Samsung says Q1 profit likely $5.2 billion, beating expectations

Samsung says Q1 profit likely $5.2 billion, beating expectations

An advertisement for Samsung Electronics Co. Galaxy smartphones is displayed atop a building in the company’s mobile business factory in Gumi, South Korea, on Sunday, April 5, 2020.

SeongJoon Cho | Bloomberg | Getty Images

South Korean tech giant Samsung said Tuesday its operating profit for the three months that ended in March likely rose from a year ago and beat expectations slightly. 

Samsung said it expects 6.4 trillion Korean won ($5.23 billion) in first-quarter operating profit for 2020, up 2.7% from the 6.23 trillion won it posted for the same period a year earlier. Analysts predicted Samsung to estimate its operating profit for the quarter to be 6.2 trillion ($5.05 billion) won, according to Refinitiv SmartEstimate, Reuters reported. 

The company said it expects first-quarter consolidated sales of 55 trillion won, up almost 5% from a year ago. 

Samsung shares rose about 1.33% in morning trade on Tuesday. It is one of the first major tech companies to report earnings estimates for the January-March quarter in the middle of the coronavirus pandemic.  

The virus outbreak has led to growing concerns over demand for smartphones and other consumer electronics. Temporary closure of some Samsung factories and retail stores around the world is likely going to have an impact on sales. The company did not break down the operating profit and consolidated sales numbers for each of its business units in Tuesday’s guidance.

But a relatively weak Korean won, cost-saving efforts and strong demand for memory chips are set to drive the company’s earnings, according to SK Kim, executive director and analyst at Daiwa Securities.

He explained on CNBC’s “Squawk Box” that the virus outbreak has pushed more people to work from home and make their purchases online. That is boosting demand for memory chips from data centers, which they support a variety of internet services.

“This will continue to drive memory price high in the second quarter, which will offset weakness on the mobile as well as the TV (business),” Kim said. 

Memory components used in smartphones and data centers make up Samsung’s main profit-making business. The environment had been less than favorable in recent quarters as price and demand for memory chips had been low for a prolonged period, due to inventory adjustments and a supply glut. 

But that outlook appears to be shifting. 

Despite the broad negative impact brought about by the coronavirus outbreak, South Korea’s semiconductor exports are expected to record positive year-on-year growth in April, according to CW Chung, head of research for Korea at Nomura. 

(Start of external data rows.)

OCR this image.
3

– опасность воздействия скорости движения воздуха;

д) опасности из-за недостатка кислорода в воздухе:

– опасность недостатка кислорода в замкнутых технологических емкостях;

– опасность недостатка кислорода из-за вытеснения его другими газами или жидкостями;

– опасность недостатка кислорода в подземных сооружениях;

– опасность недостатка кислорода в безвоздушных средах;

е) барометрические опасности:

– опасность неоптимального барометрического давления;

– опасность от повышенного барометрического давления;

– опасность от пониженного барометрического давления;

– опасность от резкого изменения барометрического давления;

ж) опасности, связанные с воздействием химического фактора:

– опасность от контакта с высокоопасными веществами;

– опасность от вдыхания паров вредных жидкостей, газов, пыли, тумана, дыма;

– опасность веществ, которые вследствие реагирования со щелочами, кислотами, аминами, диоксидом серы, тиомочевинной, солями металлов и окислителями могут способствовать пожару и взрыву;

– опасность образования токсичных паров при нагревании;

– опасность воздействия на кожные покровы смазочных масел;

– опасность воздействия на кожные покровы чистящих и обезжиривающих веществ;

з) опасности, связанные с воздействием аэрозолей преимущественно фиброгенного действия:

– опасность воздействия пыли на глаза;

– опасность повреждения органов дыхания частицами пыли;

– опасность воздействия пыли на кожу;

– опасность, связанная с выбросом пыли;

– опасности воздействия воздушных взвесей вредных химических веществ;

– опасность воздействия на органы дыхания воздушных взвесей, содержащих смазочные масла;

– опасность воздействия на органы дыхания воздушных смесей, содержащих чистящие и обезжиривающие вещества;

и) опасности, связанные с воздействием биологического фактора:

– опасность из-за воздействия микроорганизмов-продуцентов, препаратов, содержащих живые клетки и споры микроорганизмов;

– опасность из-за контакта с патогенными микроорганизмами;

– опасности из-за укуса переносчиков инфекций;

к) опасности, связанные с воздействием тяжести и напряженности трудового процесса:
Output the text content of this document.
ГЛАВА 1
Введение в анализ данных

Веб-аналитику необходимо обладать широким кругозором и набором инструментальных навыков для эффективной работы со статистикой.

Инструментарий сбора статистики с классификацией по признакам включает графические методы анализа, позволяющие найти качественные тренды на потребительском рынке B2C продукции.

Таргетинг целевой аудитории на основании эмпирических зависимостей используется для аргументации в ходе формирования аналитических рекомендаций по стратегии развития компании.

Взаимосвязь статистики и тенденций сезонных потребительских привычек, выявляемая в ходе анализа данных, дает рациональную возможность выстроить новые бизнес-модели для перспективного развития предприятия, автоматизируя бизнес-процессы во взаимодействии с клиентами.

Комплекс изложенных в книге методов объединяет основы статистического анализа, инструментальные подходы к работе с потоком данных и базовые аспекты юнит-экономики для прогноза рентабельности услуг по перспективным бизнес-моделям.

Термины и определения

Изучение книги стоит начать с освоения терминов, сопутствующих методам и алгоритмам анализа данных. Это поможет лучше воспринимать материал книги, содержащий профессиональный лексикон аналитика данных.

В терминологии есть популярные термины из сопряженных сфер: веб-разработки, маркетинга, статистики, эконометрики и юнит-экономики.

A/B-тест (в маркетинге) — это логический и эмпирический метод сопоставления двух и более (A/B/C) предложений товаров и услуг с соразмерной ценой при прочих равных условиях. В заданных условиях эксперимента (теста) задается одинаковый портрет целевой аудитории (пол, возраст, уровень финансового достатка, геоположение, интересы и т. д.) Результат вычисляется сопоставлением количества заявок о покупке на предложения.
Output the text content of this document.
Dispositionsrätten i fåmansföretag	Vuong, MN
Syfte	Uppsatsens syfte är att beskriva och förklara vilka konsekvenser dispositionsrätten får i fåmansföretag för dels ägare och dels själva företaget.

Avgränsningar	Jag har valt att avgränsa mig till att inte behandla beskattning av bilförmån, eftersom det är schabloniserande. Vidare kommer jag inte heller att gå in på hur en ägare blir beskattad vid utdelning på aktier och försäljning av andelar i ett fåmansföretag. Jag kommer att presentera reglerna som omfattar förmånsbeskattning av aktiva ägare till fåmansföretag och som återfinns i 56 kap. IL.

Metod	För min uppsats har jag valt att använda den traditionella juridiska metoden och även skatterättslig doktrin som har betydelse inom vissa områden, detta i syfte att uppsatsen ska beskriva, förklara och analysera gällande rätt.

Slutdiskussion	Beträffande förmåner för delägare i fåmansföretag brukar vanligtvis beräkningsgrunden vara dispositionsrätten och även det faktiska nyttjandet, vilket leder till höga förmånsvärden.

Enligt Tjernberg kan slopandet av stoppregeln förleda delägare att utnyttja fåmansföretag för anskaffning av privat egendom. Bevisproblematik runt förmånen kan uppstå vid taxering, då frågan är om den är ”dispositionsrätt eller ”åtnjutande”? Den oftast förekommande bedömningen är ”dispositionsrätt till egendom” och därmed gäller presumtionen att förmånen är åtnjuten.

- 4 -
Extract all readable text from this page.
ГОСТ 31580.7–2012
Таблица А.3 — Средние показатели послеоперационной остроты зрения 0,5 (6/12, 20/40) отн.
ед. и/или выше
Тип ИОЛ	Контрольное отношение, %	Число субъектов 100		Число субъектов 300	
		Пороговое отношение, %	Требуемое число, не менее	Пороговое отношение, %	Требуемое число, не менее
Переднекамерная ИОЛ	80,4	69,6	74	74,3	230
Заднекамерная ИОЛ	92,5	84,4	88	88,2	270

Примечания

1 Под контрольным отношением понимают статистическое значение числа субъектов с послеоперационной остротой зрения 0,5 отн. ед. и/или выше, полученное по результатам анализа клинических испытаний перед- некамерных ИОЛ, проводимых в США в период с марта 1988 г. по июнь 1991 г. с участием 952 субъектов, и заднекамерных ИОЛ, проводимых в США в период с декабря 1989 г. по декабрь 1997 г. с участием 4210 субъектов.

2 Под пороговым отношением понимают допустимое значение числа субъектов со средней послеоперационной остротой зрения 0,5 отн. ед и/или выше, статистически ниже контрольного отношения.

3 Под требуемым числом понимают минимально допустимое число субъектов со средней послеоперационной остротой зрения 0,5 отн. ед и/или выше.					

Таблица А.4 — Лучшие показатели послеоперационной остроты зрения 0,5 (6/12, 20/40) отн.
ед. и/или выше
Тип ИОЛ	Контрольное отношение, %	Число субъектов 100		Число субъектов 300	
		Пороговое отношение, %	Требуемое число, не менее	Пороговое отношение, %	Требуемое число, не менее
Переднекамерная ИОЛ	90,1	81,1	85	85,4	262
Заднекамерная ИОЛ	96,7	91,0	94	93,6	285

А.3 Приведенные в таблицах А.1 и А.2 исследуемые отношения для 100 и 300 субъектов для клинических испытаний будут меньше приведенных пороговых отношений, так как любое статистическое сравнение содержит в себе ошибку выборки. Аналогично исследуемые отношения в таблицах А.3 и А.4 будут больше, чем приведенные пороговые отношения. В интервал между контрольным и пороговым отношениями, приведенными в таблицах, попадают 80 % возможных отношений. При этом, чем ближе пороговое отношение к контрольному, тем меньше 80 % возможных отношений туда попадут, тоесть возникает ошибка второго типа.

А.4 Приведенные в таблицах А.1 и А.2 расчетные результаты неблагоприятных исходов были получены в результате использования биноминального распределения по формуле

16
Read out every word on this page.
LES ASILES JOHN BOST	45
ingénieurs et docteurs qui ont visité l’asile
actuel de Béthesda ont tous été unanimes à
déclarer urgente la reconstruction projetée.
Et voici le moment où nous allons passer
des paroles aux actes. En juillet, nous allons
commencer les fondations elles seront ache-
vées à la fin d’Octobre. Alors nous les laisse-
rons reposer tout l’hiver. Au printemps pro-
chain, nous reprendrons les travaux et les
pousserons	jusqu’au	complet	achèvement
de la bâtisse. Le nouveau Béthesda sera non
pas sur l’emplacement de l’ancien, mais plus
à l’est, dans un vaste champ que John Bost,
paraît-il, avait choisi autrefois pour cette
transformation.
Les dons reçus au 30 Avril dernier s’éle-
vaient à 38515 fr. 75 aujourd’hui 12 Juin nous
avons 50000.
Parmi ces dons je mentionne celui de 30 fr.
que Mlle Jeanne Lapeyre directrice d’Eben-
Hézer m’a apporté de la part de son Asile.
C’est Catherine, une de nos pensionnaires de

“We have not seen any order cuts from customers,” he said in a note dated April 1, adding that memory chip prices continued to increase in the first quarter of 2020 and are predicted to accelerate in the second quarter. 

Chung explained that though there is a growing possibility of a slowdown in demand for consumer electronics, including smartphones, the memory chip market is set to remain strong. Companies are pre-emptively procuring their inventory while the rising trends of working from home and online learning due to the ongoing pandemic are creating strong demand. 

He added that if the pandemic continues into the second half of 2020, then it could affect the demand-supply dynamics of the memory chip market, particularly the strong average selling price trend. “Considering the current supply and demand scenario, we see low possibility of a market double-dip yet, but if COVID-19 outbreak continues into 2H20, we see higher possibility of a market double-dip,” he said.

COVID-19 is the respiratory disease caused by the coronavirus that has infected more than 1.34 million people worldwide and killed over 74,400, according to data from Johns Hopkins University. 

Apart from memory chips, Samsung is one of the largest smartphone makers in the world, competing with the likes of Apple and Huawei. It also sells other consumer electronics products like home appliances and television sets. 

For its part, Apple in February said it does not expect to meet its second-quarter forecast for revenue, citing supply constraints for iPhones and lower Chinese demand due to the virus outbreak.